Thursday, September 15, 2005

Widuri

Tiga minggu yang lalu aku berkesempatan mengunjungi sebuah platform lepas pantai (offshore) dalam rangka site survey sebuah project. Klien kami sebuah oil company asal Cina. Mereka mengelola beberapa blok pengeboran di lepas pantai utara Jakarta. For the first time in my life I saw the 'real thing' dan yang membuatnya spesial adalah karena platform itu terletak in the middle of nowhere, di laut, 4.5 jam perjalanan by boat dari Tanjung Priok. Lokasi yang kami tuju populer dengan nama 'Widuri'.


Image hosted by Photobucket.com
Widuri Papa di pagi hari. Foto-foto lain bisa disimak di sini.


Selama 1.5 tahun lebih, aku hanya duduk manis di depan monitor PC-ku, merancang dan menghitung ini dan itu, tapi belum tahu exposure lapangan yang sebenarnya. Dan pengalaman 3 minggu yang lalu itu jelas sangat berharga.

Berangkat jam 7 pagi dari Jakarta, sebelum tengah hari kami tiba di sebuah tanker raksasa, tempat produksi dari puluhan oil well di sekitarnya ditampung sementara sebelum diambil oleh kapal-kapal lain. Juga tempat tinggal ratusan pekerja. Namanya 'Widuri Terminal'.

Sore harinya kami pindah ke platform tempat processing minyak dan gas sebelum dialirkan ke Widuri Terminal.

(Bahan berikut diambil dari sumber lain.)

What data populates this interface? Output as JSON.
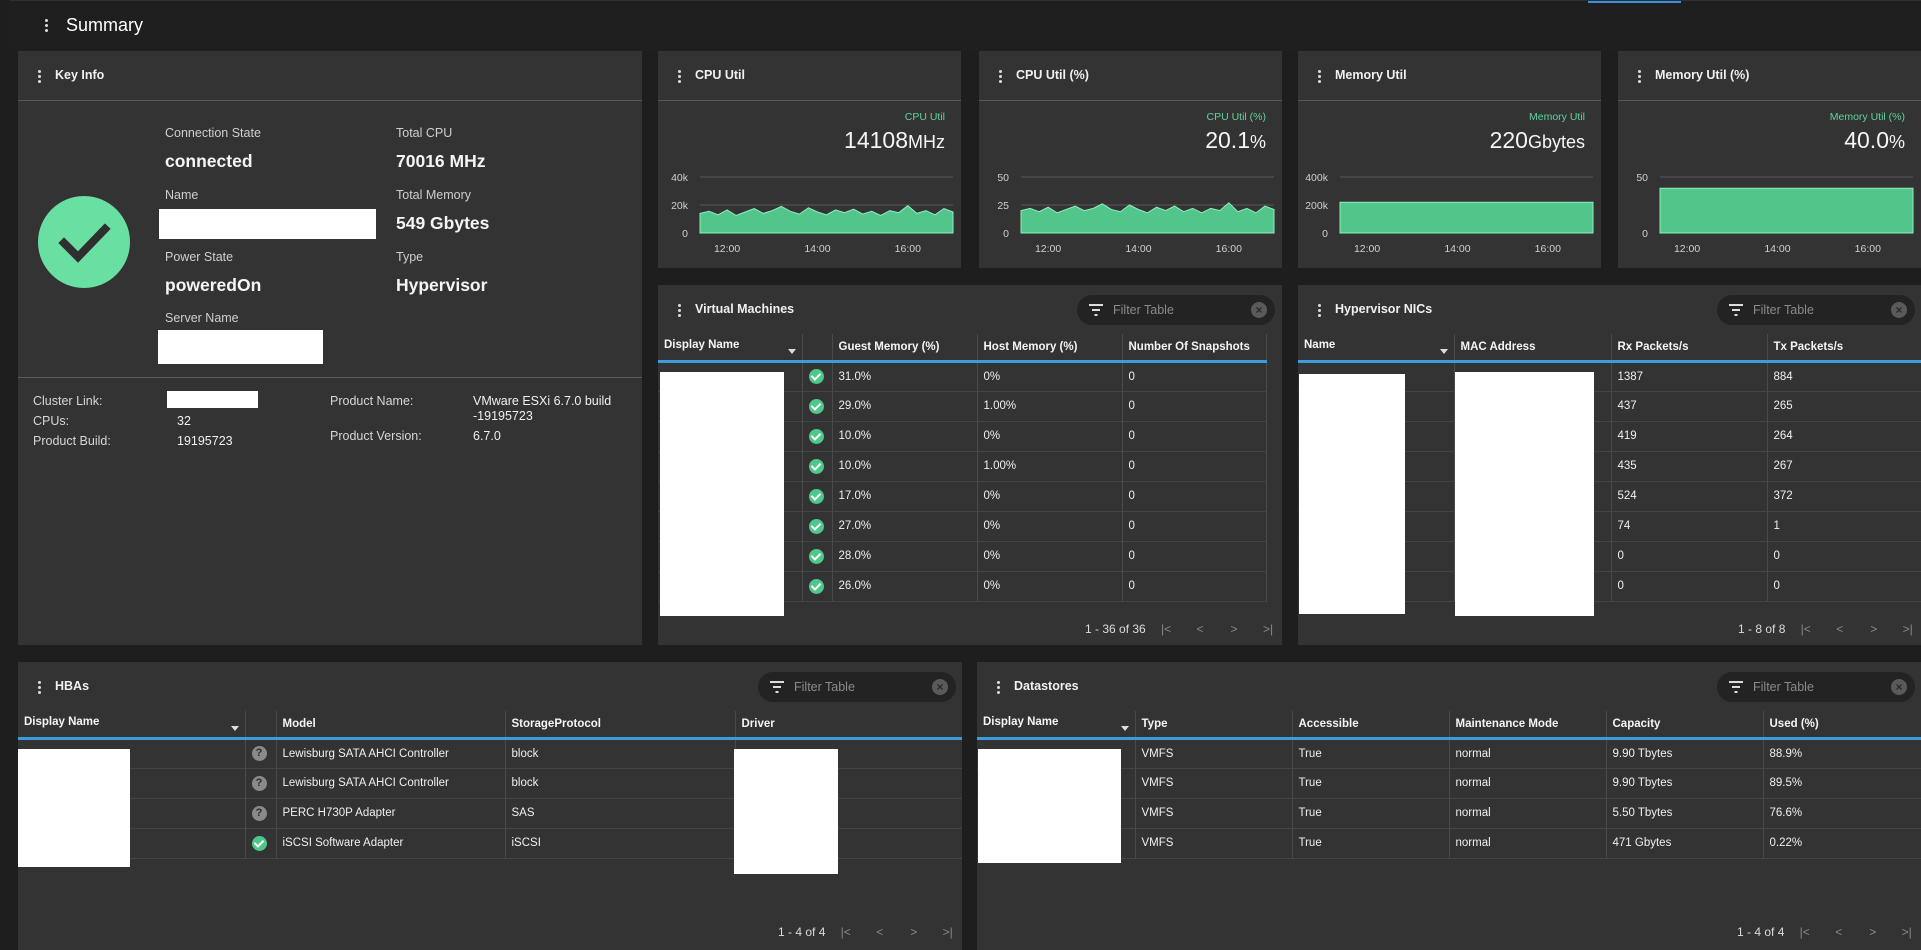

Nama tempatnya Widuri Process Platform, atau lebih sering mereka sebut 'Widuri Papa' atau lebih singkat lagi hanya 'Proses'. Memang di sanalah data-data yang kami butuhkan berada. Kami tinggal selama empat malam di sebuah living quarter bernama 'Seafox' yang dihubungkan dengan semacam jembatan ke Proses. Quite a lot of people live there too, lebih dari 50 orang.

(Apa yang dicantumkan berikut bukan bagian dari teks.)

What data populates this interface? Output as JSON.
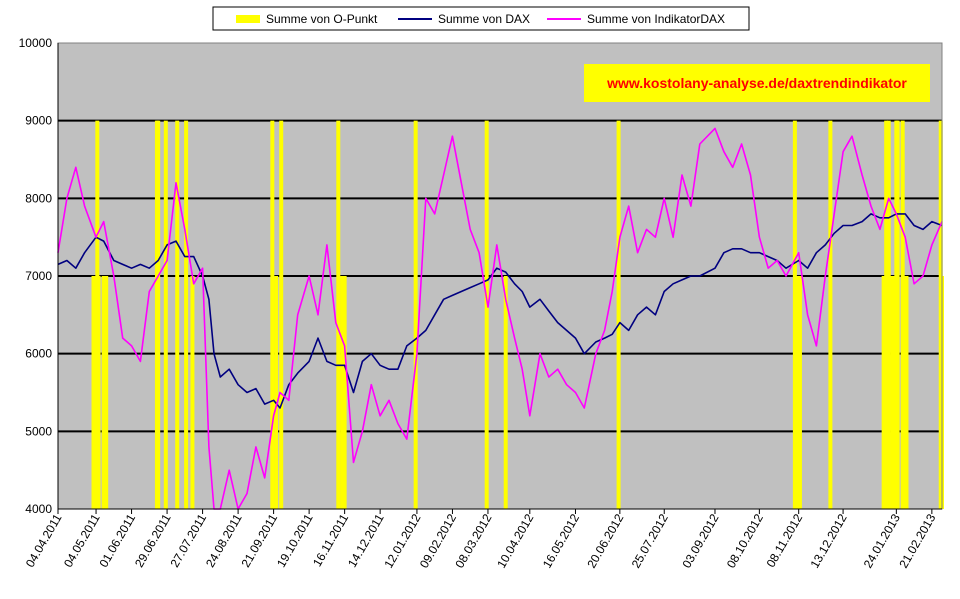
{
  "colors": {
    "plot_bg": "#c0c0c0",
    "opunkt": "#ffff00",
    "dax": "#000080",
    "indikator": "#ff00ff",
    "watermark_bg": "#ffff00",
    "watermark_text": "#ff0000",
    "grid": "#000000"
  },
  "chart_data": {
    "type": "line",
    "title": "",
    "xlabel": "",
    "ylabel": "",
    "ylim": [
      4000,
      10000
    ],
    "yticks": [
      4000,
      5000,
      6000,
      7000,
      8000,
      9000,
      10000
    ],
    "grid": "horizontal",
    "legend_position": "top",
    "watermark": "www.kostolany-analyse.de/daxtrendindikator",
    "x_tick_labels": [
      "04.04.2011",
      "04.05.2011",
      "01.06.2011",
      "29.06.2011",
      "27.07.2011",
      "24.08.2011",
      "21.09.2011",
      "19.10.2011",
      "16.11.2011",
      "14.12.2011",
      "12.01.2012",
      "09.02.2012",
      "08.03.2012",
      "10.04.2012",
      "16.05.2012",
      "20.06.2012",
      "25.07.2012",
      "03.09.2012",
      "08.10.2012",
      "08.11.2012",
      "13.12.2012",
      "24.01.2013",
      "21.02.2013"
    ],
    "series": [
      {
        "name": "Summe von O-Punkt",
        "kind": "bar",
        "x": [
          "02.05.2011",
          "05.05.2011",
          "06.05.2011",
          "10.05.2011",
          "12.05.2011",
          "21.06.2011",
          "22.06.2011",
          "28.06.2011",
          "07.07.2011",
          "14.07.2011",
          "19.07.2011",
          "20.09.2011",
          "23.09.2011",
          "27.09.2011",
          "11.11.2011",
          "14.11.2011",
          "16.11.2011",
          "11.01.2012",
          "07.03.2012",
          "22.03.2012",
          "19.06.2012",
          "05.11.2012",
          "07.11.2012",
          "09.11.2012",
          "03.12.2012",
          "14.01.2013",
          "16.01.2013",
          "18.01.2013",
          "21.01.2013",
          "24.01.2013",
          "25.01.2013",
          "29.01.2013",
          "01.02.2013",
          "28.02.2013",
          "01.03.2013"
        ],
        "values": [
          7000,
          9000,
          7000,
          7000,
          7000,
          9000,
          9000,
          9000,
          9000,
          9000,
          7000,
          9000,
          7000,
          9000,
          9000,
          7000,
          7000,
          9000,
          9000,
          7000,
          9000,
          9000,
          7000,
          7000,
          9000,
          7000,
          9000,
          9000,
          7000,
          9000,
          9000,
          9000,
          7000,
          9000,
          7000
        ]
      },
      {
        "name": "Summe von DAX",
        "kind": "line",
        "x": [
          "04.04.2011",
          "11.04.2011",
          "18.04.2011",
          "25.04.2011",
          "04.05.2011",
          "10.05.2011",
          "18.05.2011",
          "25.05.2011",
          "01.06.2011",
          "08.06.2011",
          "15.06.2011",
          "22.06.2011",
          "29.06.2011",
          "06.07.2011",
          "13.07.2011",
          "20.07.2011",
          "27.07.2011",
          "01.08.2011",
          "05.08.2011",
          "10.08.2011",
          "17.08.2011",
          "24.08.2011",
          "31.08.2011",
          "07.09.2011",
          "14.09.2011",
          "21.09.2011",
          "26.09.2011",
          "03.10.2011",
          "10.10.2011",
          "19.10.2011",
          "26.10.2011",
          "02.11.2011",
          "09.11.2011",
          "16.11.2011",
          "23.11.2011",
          "30.11.2011",
          "07.12.2011",
          "14.12.2011",
          "21.12.2011",
          "28.12.2011",
          "04.01.2012",
          "12.01.2012",
          "19.01.2012",
          "26.01.2012",
          "02.02.2012",
          "09.02.2012",
          "16.02.2012",
          "23.02.2012",
          "01.03.2012",
          "08.03.2012",
          "15.03.2012",
          "22.03.2012",
          "29.03.2012",
          "04.04.2012",
          "10.04.2012",
          "18.04.2012",
          "25.04.2012",
          "02.05.2012",
          "09.05.2012",
          "16.05.2012",
          "23.05.2012",
          "01.06.2012",
          "08.06.2012",
          "14.06.2012",
          "20.06.2012",
          "27.06.2012",
          "04.07.2012",
          "11.07.2012",
          "18.07.2012",
          "25.07.2012",
          "01.08.2012",
          "08.08.2012",
          "15.08.2012",
          "22.08.2012",
          "03.09.2012",
          "10.09.2012",
          "17.09.2012",
          "24.09.2012",
          "01.10.2012",
          "08.10.2012",
          "15.10.2012",
          "22.10.2012",
          "29.10.2012",
          "08.11.2012",
          "15.11.2012",
          "22.11.2012",
          "29.11.2012",
          "06.12.2012",
          "13.12.2012",
          "20.12.2012",
          "28.12.2012",
          "04.01.2013",
          "11.01.2013",
          "18.01.2013",
          "24.01.2013",
          "31.01.2013",
          "07.02.2013",
          "14.02.2013",
          "21.02.2013",
          "01.03.2013"
        ],
        "values": [
          7150,
          7200,
          7100,
          7300,
          7500,
          7450,
          7200,
          7150,
          7100,
          7150,
          7100,
          7200,
          7400,
          7450,
          7250,
          7250,
          7000,
          6700,
          6000,
          5700,
          5800,
          5600,
          5500,
          5550,
          5350,
          5400,
          5300,
          5600,
          5750,
          5900,
          6200,
          5900,
          5850,
          5850,
          5500,
          5900,
          6000,
          5850,
          5800,
          5800,
          6100,
          6200,
          6300,
          6500,
          6700,
          6750,
          6800,
          6850,
          6900,
          6950,
          7100,
          7050,
          6900,
          6800,
          6600,
          6700,
          6550,
          6400,
          6300,
          6200,
          6000,
          6150,
          6200,
          6250,
          6400,
          6300,
          6500,
          6600,
          6500,
          6800,
          6900,
          6950,
          7000,
          7000,
          7100,
          7300,
          7350,
          7350,
          7300,
          7300,
          7250,
          7200,
          7100,
          7200,
          7100,
          7300,
          7400,
          7550,
          7650,
          7650,
          7700,
          7800,
          7750,
          7750,
          7800,
          7800,
          7650,
          7600,
          7700,
          7650
        ]
      },
      {
        "name": "Summe von IndikatorDAX",
        "kind": "line",
        "x": [
          "04.04.2011",
          "11.04.2011",
          "18.04.2011",
          "25.04.2011",
          "04.05.2011",
          "10.05.2011",
          "18.05.2011",
          "25.05.2011",
          "01.06.2011",
          "08.06.2011",
          "15.06.2011",
          "22.06.2011",
          "29.06.2011",
          "06.07.2011",
          "13.07.2011",
          "20.07.2011",
          "27.07.2011",
          "01.08.2011",
          "05.08.2011",
          "10.08.2011",
          "17.08.2011",
          "24.08.2011",
          "31.08.2011",
          "07.09.2011",
          "14.09.2011",
          "21.09.2011",
          "26.09.2011",
          "03.10.2011",
          "10.10.2011",
          "19.10.2011",
          "26.10.2011",
          "02.11.2011",
          "09.11.2011",
          "16.11.2011",
          "23.11.2011",
          "30.11.2011",
          "07.12.2011",
          "14.12.2011",
          "21.12.2011",
          "28.12.2011",
          "04.01.2012",
          "12.01.2012",
          "19.01.2012",
          "26.01.2012",
          "02.02.2012",
          "09.02.2012",
          "16.02.2012",
          "23.02.2012",
          "01.03.2012",
          "08.03.2012",
          "15.03.2012",
          "22.03.2012",
          "29.03.2012",
          "04.04.2012",
          "10.04.2012",
          "18.04.2012",
          "25.04.2012",
          "02.05.2012",
          "09.05.2012",
          "16.05.2012",
          "23.05.2012",
          "01.06.2012",
          "08.06.2012",
          "14.06.2012",
          "20.06.2012",
          "27.06.2012",
          "04.07.2012",
          "11.07.2012",
          "18.07.2012",
          "25.07.2012",
          "01.08.2012",
          "08.08.2012",
          "15.08.2012",
          "22.08.2012",
          "03.09.2012",
          "10.09.2012",
          "17.09.2012",
          "24.09.2012",
          "01.10.2012",
          "08.10.2012",
          "15.10.2012",
          "22.10.2012",
          "29.10.2012",
          "08.11.2012",
          "15.11.2012",
          "22.11.2012",
          "29.11.2012",
          "06.12.2012",
          "13.12.2012",
          "20.12.2012",
          "28.12.2012",
          "04.01.2013",
          "11.01.2013",
          "18.01.2013",
          "24.01.2013",
          "31.01.2013",
          "07.02.2013",
          "14.02.2013",
          "21.02.2013",
          "01.03.2013"
        ],
        "values": [
          7300,
          8000,
          8400,
          7900,
          7500,
          7700,
          7000,
          6200,
          6100,
          5900,
          6800,
          7000,
          7200,
          8200,
          7600,
          6900,
          7100,
          4800,
          4000,
          3900,
          4500,
          4000,
          4200,
          4800,
          4400,
          5200,
          5500,
          5400,
          6500,
          7000,
          6500,
          7400,
          6400,
          6100,
          4600,
          5000,
          5600,
          5200,
          5400,
          5100,
          4900,
          6000,
          8000,
          7800,
          8300,
          8800,
          8200,
          7600,
          7300,
          6600,
          7400,
          6700,
          6200,
          5800,
          5200,
          6000,
          5700,
          5800,
          5600,
          5500,
          5300,
          6000,
          6300,
          6800,
          7500,
          7900,
          7300,
          7600,
          7500,
          8000,
          7500,
          8300,
          7900,
          8700,
          8900,
          8600,
          8400,
          8700,
          8300,
          7500,
          7100,
          7200,
          7000,
          7300,
          6500,
          6100,
          7000,
          7800,
          8600,
          8800,
          8300,
          7900,
          7600,
          8000,
          7800,
          7500,
          6900,
          7000,
          7400,
          7700
        ]
      }
    ]
  }
}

Image hosted by Photobucket.com
Ini yang namanya Seafox. Those windows belong to the cabins.


Well, I'm not really good at expositional story telling nor I'm intending to do so. Jadi narasi di atas hanyalah gambaran pembuka saja. What I'm gonna tell you here is betapa memang bekerja di offshore itu - bisa - sangat membosankan, terlepas dari - bisa - sangat berbahaya, tentunya.

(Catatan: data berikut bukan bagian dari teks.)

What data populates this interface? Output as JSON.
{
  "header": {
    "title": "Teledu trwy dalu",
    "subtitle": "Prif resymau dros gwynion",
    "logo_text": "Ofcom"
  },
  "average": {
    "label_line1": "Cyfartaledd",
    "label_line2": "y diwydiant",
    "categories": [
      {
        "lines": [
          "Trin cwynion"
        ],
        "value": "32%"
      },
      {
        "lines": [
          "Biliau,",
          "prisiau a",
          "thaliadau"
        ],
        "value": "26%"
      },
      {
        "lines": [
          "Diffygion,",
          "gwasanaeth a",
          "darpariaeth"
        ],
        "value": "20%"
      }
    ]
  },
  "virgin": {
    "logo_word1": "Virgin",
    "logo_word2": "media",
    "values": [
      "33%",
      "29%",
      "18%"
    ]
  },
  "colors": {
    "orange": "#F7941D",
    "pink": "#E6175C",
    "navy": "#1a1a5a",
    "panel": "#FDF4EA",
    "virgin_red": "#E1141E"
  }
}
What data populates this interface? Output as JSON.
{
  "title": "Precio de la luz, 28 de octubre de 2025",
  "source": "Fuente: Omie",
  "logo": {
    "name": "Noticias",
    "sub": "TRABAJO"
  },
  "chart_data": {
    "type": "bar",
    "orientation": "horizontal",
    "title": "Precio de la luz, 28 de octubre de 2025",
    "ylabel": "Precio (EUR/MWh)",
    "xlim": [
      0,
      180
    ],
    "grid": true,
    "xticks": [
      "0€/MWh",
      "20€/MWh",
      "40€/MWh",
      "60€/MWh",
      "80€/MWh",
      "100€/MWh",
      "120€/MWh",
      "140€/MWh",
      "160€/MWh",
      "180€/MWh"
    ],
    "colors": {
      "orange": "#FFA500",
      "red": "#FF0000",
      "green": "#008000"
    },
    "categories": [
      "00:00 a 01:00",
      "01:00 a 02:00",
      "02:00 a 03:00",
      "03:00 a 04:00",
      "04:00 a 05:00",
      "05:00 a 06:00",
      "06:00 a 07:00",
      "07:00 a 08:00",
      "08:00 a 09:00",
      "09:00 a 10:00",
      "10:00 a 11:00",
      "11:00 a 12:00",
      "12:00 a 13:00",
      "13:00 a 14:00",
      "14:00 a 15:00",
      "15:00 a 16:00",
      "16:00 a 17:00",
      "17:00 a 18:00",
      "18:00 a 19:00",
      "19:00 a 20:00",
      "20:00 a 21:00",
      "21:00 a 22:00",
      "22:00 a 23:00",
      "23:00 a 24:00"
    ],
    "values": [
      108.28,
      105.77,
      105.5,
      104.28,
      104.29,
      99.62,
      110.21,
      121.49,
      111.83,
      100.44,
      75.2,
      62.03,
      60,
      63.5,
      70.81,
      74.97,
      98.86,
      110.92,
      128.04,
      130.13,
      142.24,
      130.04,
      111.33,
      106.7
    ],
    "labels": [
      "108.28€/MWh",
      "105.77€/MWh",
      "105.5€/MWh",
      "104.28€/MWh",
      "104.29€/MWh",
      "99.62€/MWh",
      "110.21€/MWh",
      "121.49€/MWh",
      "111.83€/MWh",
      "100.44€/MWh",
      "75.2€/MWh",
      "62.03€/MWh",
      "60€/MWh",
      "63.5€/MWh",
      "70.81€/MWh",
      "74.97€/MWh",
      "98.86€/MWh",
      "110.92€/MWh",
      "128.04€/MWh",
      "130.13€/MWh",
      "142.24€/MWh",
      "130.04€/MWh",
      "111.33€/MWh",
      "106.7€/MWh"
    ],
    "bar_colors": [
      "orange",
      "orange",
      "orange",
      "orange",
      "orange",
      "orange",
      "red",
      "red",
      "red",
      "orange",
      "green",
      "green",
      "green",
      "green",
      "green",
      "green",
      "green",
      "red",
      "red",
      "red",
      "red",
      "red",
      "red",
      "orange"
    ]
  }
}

Duluuu, semasa masih kuliah, aku sempat berpikir bahwa sepertinya bekerja di offshore itu menyenangkan. I mean, menyenangkan karena gajinya ;-) Belum lagi semua fasilitasnya. Gak usah mikirin makan, minum, cucian, etc. Semua dijamin. Kamar pun full AC & ada room service, telepon & internet free, hahaha. Bahkan sampai sesaat sebelum kunjungan ke Widuri lalu, aku masih menyimpan ketertarikan yang sama. Turned out to be... tidak seindah itu. Maksudku, penghasilan & fasilitas memang se-oke yang kubayangkan, namun ternyata banyak hal yang tak bisa dibeli dengan semua itu.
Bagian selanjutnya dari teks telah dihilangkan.